L’accès à l’information menacé

Dans un autre domaine, le conflit affecte la possibilité même de s’informer pour les Indiens comme pour les Pakistanais : « L’Inde a bloqué de nombreux médias et influenceurs pakistanais sur des plateformes telles que X et YouTube. Les médias d’État chinois et turcs sont également touchés par les blocages. Le Pakistan a réagi avec des mesures similaires », note la Taz.

Par exemple, la Pakistan Press Foundation rapporte que « le gouvernement indien a bloqué l’accès à 16 chaînes pakistanaises sur YouTube, sur recommandation de son ministère de l’Intérieur ». En réaction, « le ministre pakistanais de l’Information et de la radiodiffusion, Attaullah Tarar, a condamné la décision de l’Inde de bloquer les chaînes pakistanaises sur YouTube. Il a contacté les responsables des médias et des journalistes concernés, les félicitant d’avoir défendu le discours pakistanais. »

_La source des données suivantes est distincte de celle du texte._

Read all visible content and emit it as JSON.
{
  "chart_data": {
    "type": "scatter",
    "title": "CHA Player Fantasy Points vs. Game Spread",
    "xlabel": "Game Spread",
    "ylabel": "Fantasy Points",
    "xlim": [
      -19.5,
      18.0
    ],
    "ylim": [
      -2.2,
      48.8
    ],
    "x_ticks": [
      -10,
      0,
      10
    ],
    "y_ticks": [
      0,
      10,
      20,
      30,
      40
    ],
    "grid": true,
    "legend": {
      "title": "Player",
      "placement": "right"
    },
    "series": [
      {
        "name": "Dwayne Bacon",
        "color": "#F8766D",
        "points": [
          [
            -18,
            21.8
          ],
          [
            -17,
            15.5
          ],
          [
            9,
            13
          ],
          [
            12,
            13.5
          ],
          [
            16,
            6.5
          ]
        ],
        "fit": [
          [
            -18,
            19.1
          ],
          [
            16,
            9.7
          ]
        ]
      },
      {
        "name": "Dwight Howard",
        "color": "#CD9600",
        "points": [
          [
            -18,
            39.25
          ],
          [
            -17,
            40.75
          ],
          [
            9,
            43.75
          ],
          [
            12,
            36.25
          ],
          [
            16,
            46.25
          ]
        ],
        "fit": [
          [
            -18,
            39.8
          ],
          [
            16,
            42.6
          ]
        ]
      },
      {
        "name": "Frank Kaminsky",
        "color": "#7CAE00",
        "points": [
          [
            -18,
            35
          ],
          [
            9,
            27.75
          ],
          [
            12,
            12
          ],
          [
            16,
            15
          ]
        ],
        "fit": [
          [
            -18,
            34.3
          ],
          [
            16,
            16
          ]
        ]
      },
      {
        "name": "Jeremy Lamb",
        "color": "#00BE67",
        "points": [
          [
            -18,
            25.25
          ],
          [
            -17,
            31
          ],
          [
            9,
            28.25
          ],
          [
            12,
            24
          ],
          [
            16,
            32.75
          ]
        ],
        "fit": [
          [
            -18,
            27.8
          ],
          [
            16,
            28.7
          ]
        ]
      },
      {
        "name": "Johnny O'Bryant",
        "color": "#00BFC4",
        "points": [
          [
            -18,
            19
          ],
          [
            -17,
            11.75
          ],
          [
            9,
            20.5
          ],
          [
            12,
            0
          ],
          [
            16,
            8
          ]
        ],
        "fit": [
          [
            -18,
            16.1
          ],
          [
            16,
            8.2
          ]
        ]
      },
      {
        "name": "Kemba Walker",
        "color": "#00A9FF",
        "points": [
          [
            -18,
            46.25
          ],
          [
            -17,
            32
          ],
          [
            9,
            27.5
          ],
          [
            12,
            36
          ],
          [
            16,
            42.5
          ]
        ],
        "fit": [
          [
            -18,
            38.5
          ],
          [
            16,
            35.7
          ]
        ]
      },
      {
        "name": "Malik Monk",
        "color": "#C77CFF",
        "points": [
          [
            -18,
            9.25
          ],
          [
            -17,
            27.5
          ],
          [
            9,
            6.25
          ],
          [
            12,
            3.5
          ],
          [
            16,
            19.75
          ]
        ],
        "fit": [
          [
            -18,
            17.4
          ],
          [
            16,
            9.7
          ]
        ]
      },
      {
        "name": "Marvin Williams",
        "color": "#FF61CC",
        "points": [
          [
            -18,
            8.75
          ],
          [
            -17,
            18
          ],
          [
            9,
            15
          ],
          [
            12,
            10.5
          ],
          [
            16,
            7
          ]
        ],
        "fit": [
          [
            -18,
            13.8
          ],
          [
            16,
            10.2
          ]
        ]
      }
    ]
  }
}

Dans The Conversation, Farah Jan ajoute : « Simultanément, les médias sociaux et les nouveaux médias de droite en Inde sont devenus un front central du conflit. En Inde, des voix ultranationalistes ont incité à la violence contre les musulmans et les Cachemiris ; au Pakistan, la rhétorique anti-indienne s’est également intensifiée en ligne. »

Les deux pays ont revendiqué la « victoire » sur leur voisin. Mais les vrais gagnants, s’il devait y en avoir, seraient peut-être les armateurs chinois et occidentaux, dont les avions de combat sont utilisés respectivement par les forces militaires pakistanaises et indiennes. Et, sans aucun doute, les perdants sont les populations civiles, victimes de conflits entre États vecteurs d’insécurité et qui les exposent à une vulnérabilité accrue au changement climatique.